Le marché de l’art au bord du gouffre ?

[11/11/2002]

  Artprice Index : 15% de baisse des prix entre juin et septembre 2002

Pour la première fois depuis 10 ans, tous les indicateurs relatifs aux ventes publiques de Fine Art sont dans le rouge. Le taux d’invendus n’a jamais été aussi élevé (44% en septembre), le nombre de lots proposés est aussi en chute libre (baisse de 46,7%). Avec une forte diminution des prix à la rentrée, la fin de saison s’annonce mal. Essoufflée, la demande américaine, encore présente au début de l’année, ne parvient plus à soutenir un marché déjà très frileux en juillet. Après avoir saccagé les principaux secteurs de l’économie, la crise frappe maintenant aux portes du marché de l’art. Elle nous parvient au moment où les marchés boursiers continuent à essuyer des revers…

Baromètre Artprice [septembre 2002 comparé à septembre 2001]   Taux de croissance tendances Chiffre d’affaires -21%  Volume de transactions -47%  Lots vendus/Lots présentés -14%  Indice des prix de la peinture -8% 

La baisse est violente. Tel un crash. Pourtant, contrairement aux valeurs boursières, les œuvres d’art n’ont pas subi de spéculation. La chute des prix durant ces derniers mois apparaît d’autant plus violente qu’ils s’étaient maintenus à la hausse au début de l’année grâce à la sélectivité des collectionneurs. 100 euros investis en septembre 2000 dans une peinture valent en moyenne 87 euros 2 ans après. Il faut remonter au printemps 1999 pour retrouver de tels prix.
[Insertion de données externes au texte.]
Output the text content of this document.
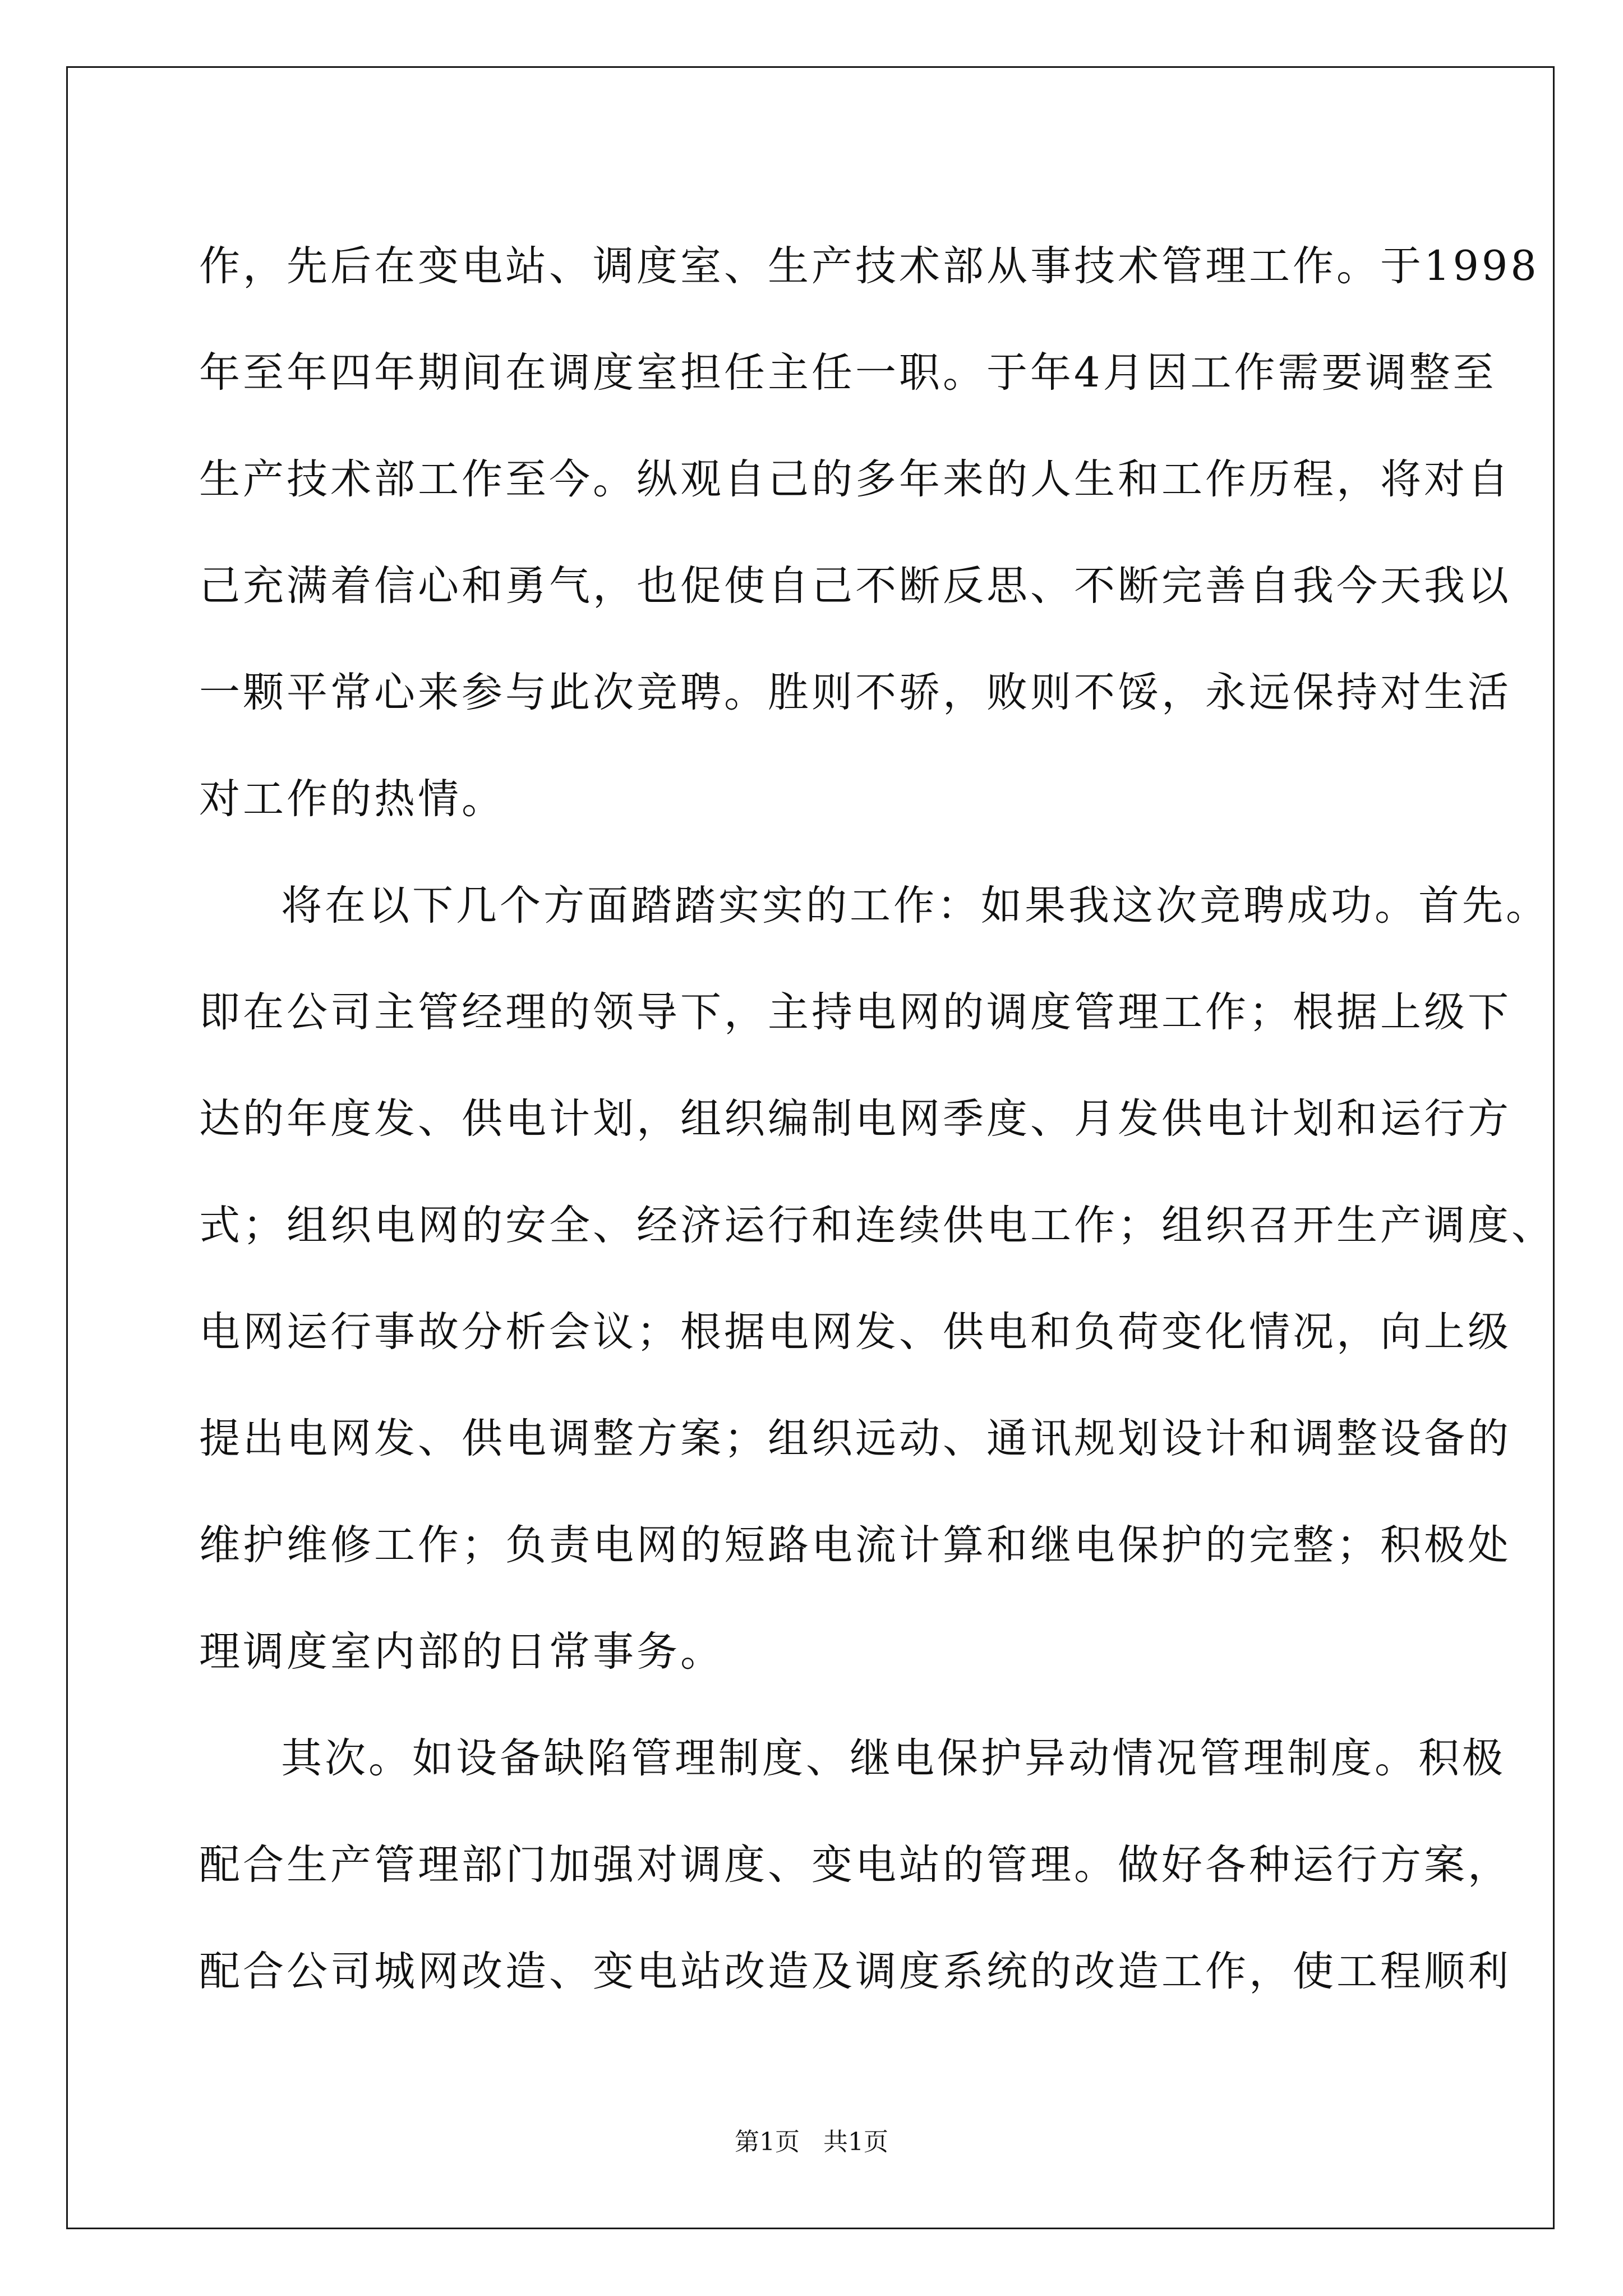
作，先后在变电站、调度室、生产技术部从事技术管理工作。于1998
年至年四年期间在调度室担任主任一职。于年4月因工作需要调整至
生产技术部工作至今。纵观自己的多年来的人生和工作历程，将对自
己充满着信心和勇气，也促使自己不断反思、不断完善自我今天我以
一颗平常心来参与此次竞聘。胜则不骄，败则不馁，永远保持对生活
对工作的热情。
将在以下几个方面踏踏实实的工作：如果我这次竞聘成功。首先。
即在公司主管经理的领导下，主持电网的调度管理工作；根据上级下
达的年度发、供电计划，组织编制电网季度、月发供电计划和运行方
式；组织电网的安全、经济运行和连续供电工作；组织召开生产调度、
电网运行事故分析会议；根据电网发、供电和负荷变化情况，向上级
提出电网发、供电调整方案；组织远动、通讯规划设计和调整设备的
维护维修工作；负责电网的短路电流计算和继电保护的完整；积极处
理调度室内部的日常事务。
其次。如设备缺陷管理制度、继电保护异动情况管理制度。积极
配合生产管理部门加强对调度、变电站的管理。做好各种运行方案，
配合公司城网改造、变电站改造及调度系统的改造工作，使工程顺利
第1页   共1页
L’actuelle baisse est la suite logique de la propagation de la récession économique Elle sommeillait derrière une relative tenue du marché durant la saison de vente printemps/été : même si le chiffre d’affaires avait baissé de 14,7% durant le premier semestre 2002, l’indice des prix avait progressé de 9 points. La méfiance des collectionneurs les poussait à être de plus en plus sélectifs. Seuls les plus belles pièces trouvaient preneur. Mais face à une œuvre de qualité, les surenchères pouvaient se bousculer. Ce qui a insufflé le sentiment d’euphorie. Son apogée : le record du Massacre des Innocents de Peter Paul Rubens chez Sotheby’s le 10 juillet dernier à Londres.

Cette crise semble avant tout celle de l’Amérique. Détrônés actuellement de leur place de leader du marché de l’art par le Royaume-Uni, les Etats-Unis ont perdu plus de 9 points de parts de marché en 2002. A cela s’ajoute l’atonie du marché américain pendant le mois de septembre, recueilli autour de l’anniversaire des événements du 11 septembre et devant l’attentisme mondial face à la conférence de l’ONU du 12 septembre. Conséquences : 47% de transactions en moins par rapport à septembre 2001. En novembre, New-York a déçu. Sous les projecteurs : les ventes prestigieuses de Sotheby’s, Christie’s et Phillips des 4, 5 et 6 novembre. Philipps a ouvert le bal des invendus avec un record en la matière : 25 lots ravalés sur 44 ! Désormais dans les salles new-yorkaises peu de mains se lèvent et les téléphones restent longtemps silencieux. Selon les estimations basses, les trois vacations impressionnistes et modernes auraient pu rapporter 240 millions de dollars. Les collectionneurs, très retenus, n’octroyèrent que 156 millions de dollars ! Cela fait plus de 6 ans que les trois grandes maisons de ventes n’avaient affiché de si piètres résultats.

Maintenant la crise peut-elle se propager sur les principales places du marché ? Globalement le marché européen se porte bien : comparé à 2001, l’Europe a généré 10% de chiffre d’affaires supplémentaire sur les trois premiers trimestres. Principaux bénéficiaires : la France qui met a profit la réforme des ventes volontaires de 2001 et le Royaume-Uni qui concentre de plus en plus de ventes haut de gamme.

Sur le moyen terme, la passion partagée qui anime les collectionneurs et la valeur intrinsèque des œuvres d’art restent les grands garants de la stabilité de l’un des plus vieux marchés du monde. Comparé à la volatilité des actions, l’art reste une valeur refuge.